Serroi and her lover Hern are dispatched to find Coyote and convince him to intercede on the side of life. Their task takes them across on long, dangerous journeys across the world. Whether they will find Coyote is an open question. There is an excellent chance that they will both be killed long before they can even get close to their quarry.
Meanwhile, young Tuli is also coping with upheavals caused by the struggle between Ser Noris and She. Her village falls prey to a brutal authoritarian cult. Tuli must choose between de facto slavery, doomed rebellion, or flight. By the time she chooses flight, she has been raped and is pregnant. And like Serroi and Hern, her goal lies on the other side of dangerous territory.

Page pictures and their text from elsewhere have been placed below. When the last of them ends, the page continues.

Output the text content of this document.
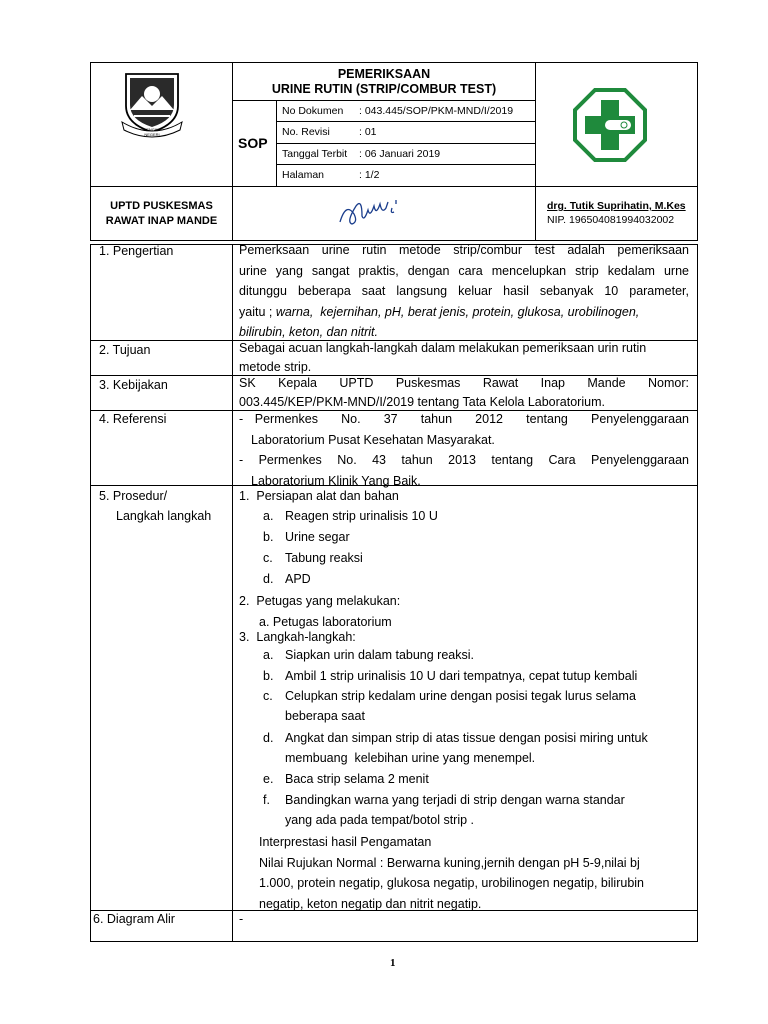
BENGKU NEGERI
PEMERIKSAAN
URINE RUTIN (STRIP/COMBUR TEST)
SOP
No Dokumen : 043.445/SOP/PKM-MND/I/2019
No. Revisi	: 01
Tanggal Terbit : 06 Januari 2019
Halaman	: 1/2
UPTD PUSKESMAS
RAWAT INAP MANDE
drg. Tutik Suprihatin, M.Kes
NIP. 196504081994032002
1. Pengertian	Pemerksaan urine rutin metode strip/combur test adalah pemeriksaan
urine yang sangat praktis, dengan cara mencelupkan strip kedalam urne
ditunggu beberapa saat langsung keluar hasil sebanyak 10 parameter,
yaitu ; warna,  kejernihan, pH, berat jenis, protein, glukosa, urobilinogen,
bilirubin, keton, dan nitrit.
2. Tujuan	Sebagai acuan langkah-langkah dalam melakukan pemeriksaan urin rutin
metode strip.
3. Kebijakan	SK  Kepala  UPTD  Puskesmas  Rawat  Inap  Mande  Nomor:
003.445/KEP/PKM-MND/I/2019 tentang Tata Kelola Laboratorium.
4. Referensi	- Permenkes  No.  37  tahun  2012  tentang  Penyelenggaraan
Laboratorium Pusat Kesehatan Masyarakat.
- Permenkes No. 43 tahun 2013 tentang Cara Penyelenggaraan
Laboratorium Klinik Yang Baik.
5. Prosedur/
Langkah langkah
1.  Persiapan alat dan bahan
a. Reagen strip urinalisis 10 U
b. Urine segar
c. Tabung reaksi
d. APD
2.  Petugas yang melakukan:
a. Petugas laboratorium
3.  Langkah-langkah:
a. Siapkan urin dalam tabung reaksi.
b. Ambil 1 strip urinalisis 10 U dari tempatnya, cepat tutup kembali
c. Celupkan strip kedalam urine dengan posisi tegak lurus selama
beberapa saat
d. Angkat dan simpan strip di atas tissue dengan posisi miring untuk
membuang  kelebihan urine yang menempel.
e. Baca strip selama 2 menit
f. Bandingkan warna yang terjadi di strip dengan warna standar
yang ada pada tempat/botol strip .
Interprestasi hasil Pengamatan
Nilai Rujukan Normal : Berwarna kuning,jernih dengan pH 5-9,nilai bj
1.000, protein negatip, glukosa negatip, urobilinogen negatip, bilirubin
negatip, keton negatip dan nitrit negatip.
6. Diagram Alir	-
1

One more data point towards the hypothesis that any DAW book of this vintage is going to feature at least one rape. However, it is impossible to predict just how the author will deal with the mandatory rape. Clayton doesn’t aim at titillation, nor does she use the rape to motivate some male character. Instead, Her focus is on how Tuli will deal with the assault and resulting pregnancy. Tuli’s options and choices illuminate the world that Clayton is creating.
I found this book a rather frustrating experience. I enjoyed reading about Serroi and Hern, but I wasn’t crazy about their meandering quest to visit every cell on the Random Encounter Table. Wandering Quests to Save the World were popular in the 1980s, but I find them kind of boring (because there is never any real chance that Team Doomsday will win). I thought that there were better uses for these characters. I found myself more interested in what might happen to Tuli; her problems were more personal.
An even bigger problem with this book was that it was really two separate novels set in the same world at the same time. Both plots are driven by Ser Noris’ War on Boredom, but aside from that, the characters and plots are completely unconnected. Perhaps Tuli and Serroi cross paths in the next volume. I guess the only way to find out is to read it.
As far as I know, Moonscatter is very much out of print.